Valley New School (VNS) is a charter school in Appleton, Wisconsin operated by the Appleton Area School District. It has a capacity of 68 students in grades 7 through 12. The school operates through a project-based learning model, with the philosophy that 21st century skills and the process of learning is more important than learning a standard curriculum.

==History==
Valley New School opened in fall 2003 after several years of development. In its first year the school served students in seventh through tenth grade, but in the next two years it expanded one grade each year to serve students in seventh through twelfth grade. The original intention of the school was to expand each year to eventually serve upwards of two hundred students. However, it has remained small in keeping with its mission of creating a community.

==Facility==
Valley New School is located in downtown, Appleton, Wisconsin, on the second floor of the City Center. When the site of Valley New School was selected, it was decided that a location surrounded by the businesses, organizations and opportunities of downtown would be optimal. The City Center is near the bus station, which creates access to transportation in the Fox Valley. It is also situated near the Appleton Public Library. Pairs of students share computers located at their workstations. The school also has a music room, study room, woodshop, kitchen, library, science lab, an area dedicated to creating art and pottery.

==Advisors==
The teachers of Valley New School are referred to as advisors because they serve as coaches and mentors for the students. Advisors coach students in academics, projects and personal issues. The student advisor ratio is limited to 17:1. Each student receives individual time with his or her advisor weekly, along with daily interactions. Advisors also make up the Site Management Committee, which governs the daily operation of Valley New School.

==Project process==
Valley New School students use research projects aligning with their interests to gain school credit and cover state-issued learning standards. Although projects range across a wide variety of topics, each follows the same basic process. The process has five phases: proposal, research, planning, production and evaluation. In the proposal phase, students choose a topic and perform preliminary research to further understand what the topic is about. After that, they create a rationale detailing their interests in the project topic and a list of questions they plan to answer in the course of the project. The proposal phase ends when students meet with two advisors in a proposal meeting and discuss the plan for the project. Then students begin the research phase, during which they takes notes from a variety of sources. After students answers the questions they set out to resolve, they start the planning phase. In this phase, students meet with their advisors and decide how to represent their research in a product. Students then creates their products and written products in the production phase. In the evaluation phase, student write an analysis evaluating their progress over the course of the project as well as their learning and level of thinking. Finally, students meet with their advisors and discuss their performance and what they learned. Students earn school credit based on the time spent (typically 1 credit per 100 hours) and the quality of the project.

===Math and reading===
Because of Valley New School's lack of a formal class structure, math and reading are studied at an individual pace. Students learn math with an online program called ALEKS math and each student is required to spend an allotted half-hour each morning using the program. Reading is completed using a modified project process. Students create plans for a reading study, proposing their projects with their advisors. At the end of the year, students create a product that reflects what they read for the year.

===Service learning===
Valley New School requires each student to have a yearly service learning project, which use a modified project process. Student chooses a social issue within the community that interests them, find an organization in the area that addresses those issues, and perform service for them in effort to help solve the problem. Throughout the project, students document their experiences in time logs and produce an analysis document at the end of the project.

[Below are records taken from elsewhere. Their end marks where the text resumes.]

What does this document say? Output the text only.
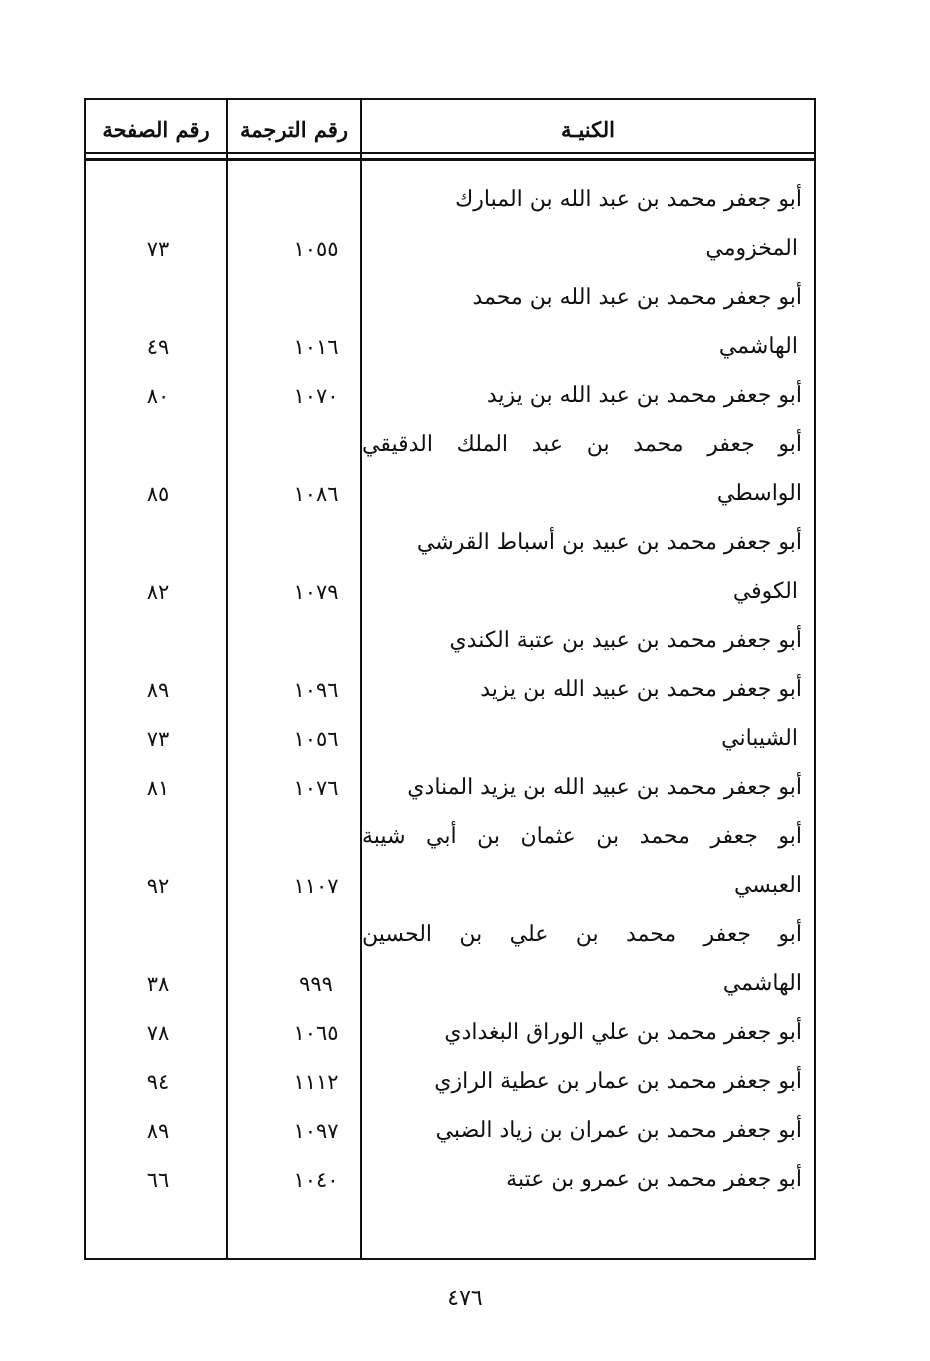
الكنيـة
رقم الترجمة
رقم الصفحة
أبو جعفر محمد بن عبد الله بن المبارك
المخزومي
١٠٥٥
٧٣
أبو جعفر محمد بن عبد الله بن محمد
الهاشمي
١٠١٦
٤٩
أبو جعفر محمد بن عبد الله بن يزيد
١٠٧٠
٨٠
أبو جعفر محمد بن عبد الملك الدقيقي
الواسطي
١٠٨٦
٨٥
أبو جعفر محمد بن عبيد بن أسباط القرشي
الكوفي
١٠٧٩
٨٢
أبو جعفر محمد بن عبيد بن عتبة الكندي
أبو جعفر محمد بن عبيد الله بن يزيد
١٠٩٦
٨٩
الشيباني
١٠٥٦
٧٣
أبو جعفر محمد بن عبيد الله بن يزيد المنادي
١٠٧٦
٨١
أبو جعفر محمد بن عثمان بن أبي شيبة
العبسي
١١٠٧
٩٢
أبو جعفر محمد بن علي بن الحسين
الهاشمي
٩٩٩
٣٨
أبو جعفر محمد بن علي الوراق البغدادي
١٠٦٥
٧٨
أبو جعفر محمد بن عمار بن عطية الرازي
١١١٢
٩٤
أبو جعفر محمد بن عمران بن زياد الضبي
١٠٩٧
٨٩
أبو جعفر محمد بن عمرو بن عتبة
١٠٤٠
٦٦
٤٧٦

==Awards and recognition==
Valley New School is recognized as a lab school for the EdVisions organization, a national project-based schools cooperative. It received its first dissemination grant in 2008 and used the money to hire an alumnus for the development of a website and videos describing the school's structure and philosophy. It also used the grant money to develop promotional brochures and DVDs and to fund workshops to help teachers, administrators and board members in the creation of charter schools in other areas. Valley New School received a distinguished merit for Charter School Innovator of the Year in 2009 and a Silver Charter School of the Year in 2008, both by the Wisconsin Charter School Association (WCSA). The school was nominated for School of the Year for the WCSA Annual Awards Gala in 2010. For achievements in service learning, Valley New School received the Youth Alliance 2010 group award from the Volunteer Center of East Central Wisconsin.